25 walkers + 4 lively guide dogs set off from the Carnarvon Arms on a four mile route along the Teversal trails, before returning to the pub for a New Year lunch.
The weather was on the miserable side but fortunately it wasn’t icy underfoot, so the walk went without incident.
32 sat down to the lunch which included 3 guests from the Derby group and several old friends who no longer walk with us.
So a pleasant time was had by all.


The Ramblers
Friday 19 January







Having recently walked Brampton with an old map, it was time to do Newbold with the same.
A dozen walkers, a mixture of Ramblers and Walking for Health, set off on a bright morning to follow some of the old footpaths and remind ourselves of features from previous times and how the area has developed over the last century.


Deceptively sunny and unfortunately some treacherous black ice resulted in only three completing the full course.
It can perhaps be repeated on a better day.





    1898 local map




Our disappearing urban rights of way (data from rowmaps and routino)


The Ramblers
Wednesday 17 January

Sue writes ;

A day of sunshine and hail showers for the longer car walkers today.
From Rivelin Mill Bridge, six hardy souls trekked through several inches of lying snow to Wyming Brook via Rivelin Edge and Redmires conduit.
The original plan was to head across the moors from Redmires Reservoirs, but the further we went, the deeper the snow got – so we decided drop down Wyming Brook Drive to Rivelin Dams instead, before returning via a very wet and muddy path through the woods to our starting point.
Just under 8 miles with over 1000ft of ascent.


A short taste of the 190 mile Peak District Boundary Walk.
Millthorpe to the Robin Hood pub for a dozen bus walkers, led by David.
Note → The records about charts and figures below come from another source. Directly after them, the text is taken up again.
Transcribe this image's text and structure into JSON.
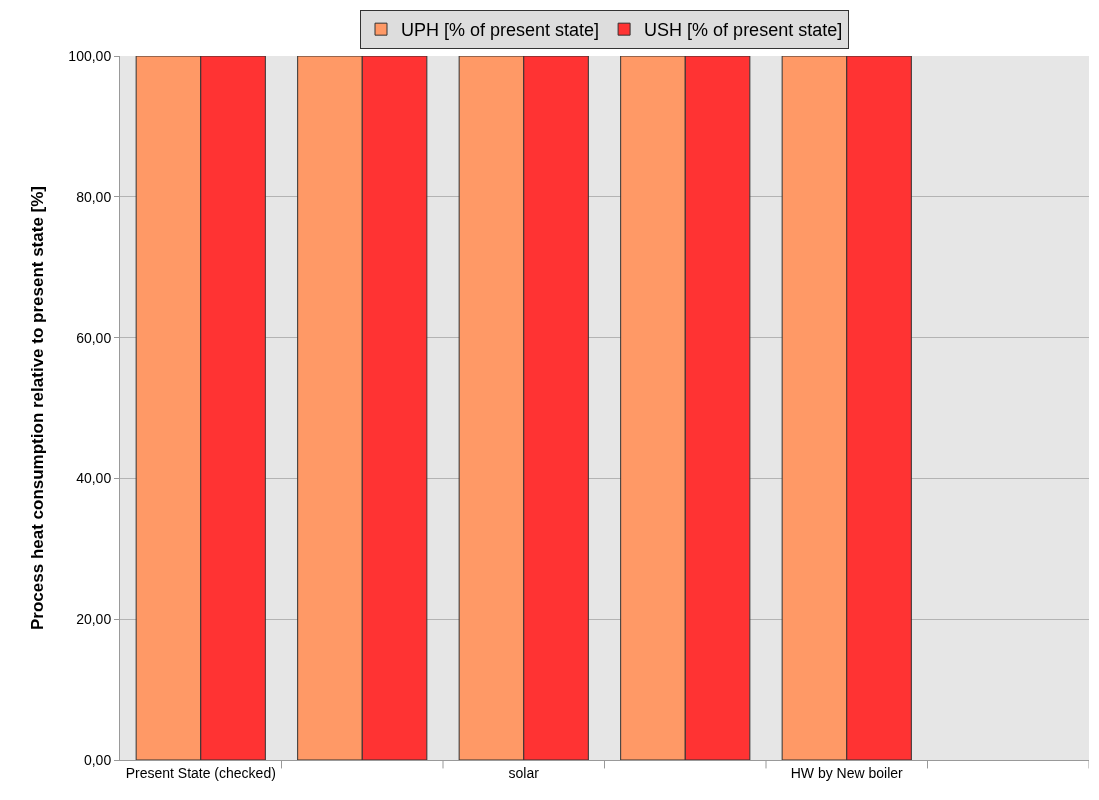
{
  "chart_data": {
    "type": "bar",
    "ylabel": "Process heat consumption relative to present state [%]",
    "categories": [
      "Present State (checked)",
      null,
      "solar",
      null,
      "HW by New boiler",
      null
    ],
    "series": [
      {
        "name": "UPH [% of present state]",
        "color": "#ff9966",
        "values": [
          100,
          100,
          100,
          100,
          100,
          null
        ]
      },
      {
        "name": "USH [% of present state]",
        "color": "#ff3333",
        "values": [
          100,
          100,
          100,
          100,
          100,
          null
        ]
      }
    ],
    "ylim": [
      0,
      100
    ],
    "yticks": [
      {
        "value": 0,
        "label": "0,00"
      },
      {
        "value": 20,
        "label": "20,00"
      },
      {
        "value": 40,
        "label": "40,00"
      },
      {
        "value": 60,
        "label": "60,00"
      },
      {
        "value": 80,
        "label": "80,00"
      },
      {
        "value": 100,
        "label": "100,00"
      }
    ],
    "grid": "y",
    "legend": "top"
  }
}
Part of Section 11 from Millthorpe to Beeley.
Rapidly thawing snow made for difficult conditions at low level with footpaths turned into streams, but a bit higher up the snow made for some good walking.
With deteriorating weather conditions the group quit at lunchtime while they were ahead, and caught the Hulleys bus back to Chesterfield.

Fox Lane, near Shillito Wood


The full Section 11 on a better day

Today’s walk


The Ramblers
Saturday 13 January


Company for the Killamarsh statues


The Ramblers
Wednesday 10 January


Overnight rain fortunately cleared for Ann’s Holymoorside circular.
A dry, mild day, with a touch of sun in the afternoon.
18 followed an 11 mile clockwise route from Holymoorside Village Hall via Harper Hill, Stone Edge, Wadshelf, and Frith Hall.
A fair amount of mud resulted in relatively slow progress, but it is January after all.

The Ramblers
Friday 5 January



The last of our seven contributions to the Ramblers’ ‘Winter Walks Festival’ repeated one of the Chesterfield Walking Festival routes of last May.
A group of 12, armed with an old map, ventured into deepest Brampton to discover what remains of its industrial heritage.
The 4.5 mile circular route from Chesterfield Town Hall was again led by David.
A pity about the constant morning rain and the muddy conditions, even within an urban area.
Now we know why the Chesterfield Walking Festival is in May.



1898 local map


The 1898 map will again be dragged out on Friday 19 January for the venture into the past of Chesterfield’s northern suburbs.